Cependant, le décompte produit par la bailleresse ne contient plus de virements de 60 euros par mois à compter du mois de janvier 2024. Puis la dette d’indemnité d’occupation a augmenté en raison de l’arrêt du versement des APL à partir du mois de mars 2024. Les locataires ont réglé, par carte bleue, le résiduel de l’indemnité d’occupation jusqu’au mois de juillet 2024 puis la totalité de cette indemnité à compter du mois d’août 2024. Au mois de décembre 2024, la dette s’élevait à 2269 euros.
La société Famille et Provence a indiqué, par courrier du 18 juillet 2024, que l’échéancier n’avait pas été respecté de janvier à juin 2024 et que la totalité de l’indemnité d’occupation devait être réglée.

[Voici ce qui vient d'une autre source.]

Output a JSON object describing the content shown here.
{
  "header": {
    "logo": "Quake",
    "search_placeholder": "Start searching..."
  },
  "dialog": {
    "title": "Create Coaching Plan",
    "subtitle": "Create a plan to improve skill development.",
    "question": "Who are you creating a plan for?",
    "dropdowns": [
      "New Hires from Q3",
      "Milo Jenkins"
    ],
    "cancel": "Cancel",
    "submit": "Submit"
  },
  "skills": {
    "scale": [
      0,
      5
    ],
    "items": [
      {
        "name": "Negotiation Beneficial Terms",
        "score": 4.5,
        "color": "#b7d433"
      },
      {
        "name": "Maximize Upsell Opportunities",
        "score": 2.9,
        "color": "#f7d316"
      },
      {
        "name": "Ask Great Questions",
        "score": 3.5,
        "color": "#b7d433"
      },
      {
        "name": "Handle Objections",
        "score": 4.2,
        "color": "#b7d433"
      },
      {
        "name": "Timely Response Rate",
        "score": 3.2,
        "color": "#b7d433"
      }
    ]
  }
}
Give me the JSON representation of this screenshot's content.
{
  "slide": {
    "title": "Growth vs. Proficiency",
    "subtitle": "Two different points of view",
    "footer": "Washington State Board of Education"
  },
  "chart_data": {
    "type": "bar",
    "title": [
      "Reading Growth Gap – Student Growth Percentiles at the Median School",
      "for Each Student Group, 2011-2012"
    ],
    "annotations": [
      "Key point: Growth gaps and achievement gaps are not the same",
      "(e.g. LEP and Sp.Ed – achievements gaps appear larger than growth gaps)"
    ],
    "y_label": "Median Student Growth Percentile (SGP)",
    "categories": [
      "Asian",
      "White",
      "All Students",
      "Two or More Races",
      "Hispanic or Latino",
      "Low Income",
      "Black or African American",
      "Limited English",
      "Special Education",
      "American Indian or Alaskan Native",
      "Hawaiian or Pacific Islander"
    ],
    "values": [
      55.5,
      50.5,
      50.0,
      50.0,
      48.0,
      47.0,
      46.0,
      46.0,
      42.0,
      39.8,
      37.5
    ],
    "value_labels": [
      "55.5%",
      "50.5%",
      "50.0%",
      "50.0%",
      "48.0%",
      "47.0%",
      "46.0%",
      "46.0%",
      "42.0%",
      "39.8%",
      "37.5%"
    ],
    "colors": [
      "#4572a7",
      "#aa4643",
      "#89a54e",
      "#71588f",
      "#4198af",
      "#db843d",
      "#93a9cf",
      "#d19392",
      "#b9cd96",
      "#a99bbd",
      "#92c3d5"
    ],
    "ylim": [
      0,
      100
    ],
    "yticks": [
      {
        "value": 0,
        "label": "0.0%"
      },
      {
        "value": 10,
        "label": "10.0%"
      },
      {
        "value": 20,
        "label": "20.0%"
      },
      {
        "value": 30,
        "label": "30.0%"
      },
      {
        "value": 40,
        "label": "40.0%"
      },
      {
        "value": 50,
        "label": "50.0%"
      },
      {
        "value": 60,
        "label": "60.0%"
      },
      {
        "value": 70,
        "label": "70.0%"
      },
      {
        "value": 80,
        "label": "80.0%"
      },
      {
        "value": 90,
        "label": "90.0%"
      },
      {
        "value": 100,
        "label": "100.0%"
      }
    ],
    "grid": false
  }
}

La CAF a indiqué que l’arrêt du versement de l’APL était dû à une modification de la situation des locataires.
Selon compte de Famille et Provence du 26 août 2025, l’intégralité du montant de l’indemnité d’occupation a été réglée chaque mois depuis le mois d’août 2024 sans incident, malgré absence d’APL et de RLS. Il reste cependant un arriéré d’indemnités d’occupation de 3193 euros au 26 août 2025.
Selon les textes applicables à la demande de délai en matière d’expulsion, il appartient à celui qui sollicite le délai de justifier de sa situation, de sa volonté de régler sa dette et de se reloger.
Les époux [I] ont fait des efforts de règlement de la dette en payant une somme de 60 euros en plus de l’indemnité d’occupation courante pendant plusieurs mois puis la totalité de cette indemnité après l’arrêt du versement des APL et de la RLS. Cependant, la dette est en augmentation malgré ces paiements qui n’ont pas été toujours réguliers.
En outre, les époux [I] ne justifient pas avoir recherché un autre logement, au moins depuis le mois d’août 2024, date à laquelle la bailleresse a fait connaître sa volonté de mettre à exécution la décision d’expulsion. Ils ont déjà bénéficié de larges délais notamment en raison de la durée de la procédure, pour se reloger qu’ils n’ont pas mis à profit.
Ils fournissent uniquement des bulletins de paye de madame [I] de 1462 euros au mois de février 2024 jusqu’au mois d’août 2024 en tant que secrétaire dans une entreprise de nettoyage. Ils ont 38 et 36 ans et ont 2 enfants de 12 et 8 ans. Aucun document n’est fourni relativement à la situation de monsieur [I] et à leur patrimoine.
Il convient en conséquence de confirmer le jugement du premier juge en ce qu’il a rejeté la demande de délai des époux [I].
Sur les frais irrépétibles et les dépens
Le jugement sera confirmé en ce qu’il a condamné madame et monsieur [I] aux dépens et à verser la somme de 700 euros à la SA Famille et Provence au titre de l’article 700 du code de procédure civile.
Ils seront condamnés in solidum aux dépens d’appel.
Ils devront aussi verser à la SA Famille et Provence la somme de 1000 euros au titre des frais irrépétibles de procédure qu’il est inéquitable de laisser à sa charge.
La demande des époux [I] de ce chef sera rejetée.
PAR CES MOTIFS
La cour statuant après débats publics par mise à disposition au greffe, contradictoirement et en dernier ressort :
Confirme le jugement en ses dispositions soumises à la cour';
Y ajoutant,
Condamne in solidum monsieur [Z] [I] et madame [Q] [P] épouse [I] aux dépens d’appel';
Condamne in solidum monsieur [Z] [I] et madame [Q] [P] épouse [I] à payer à la SA Famille et Provence la somme de 1000 euros au titre des frais irrépétibles de procédure';
Rejette la demande des époux [I] de ce chef.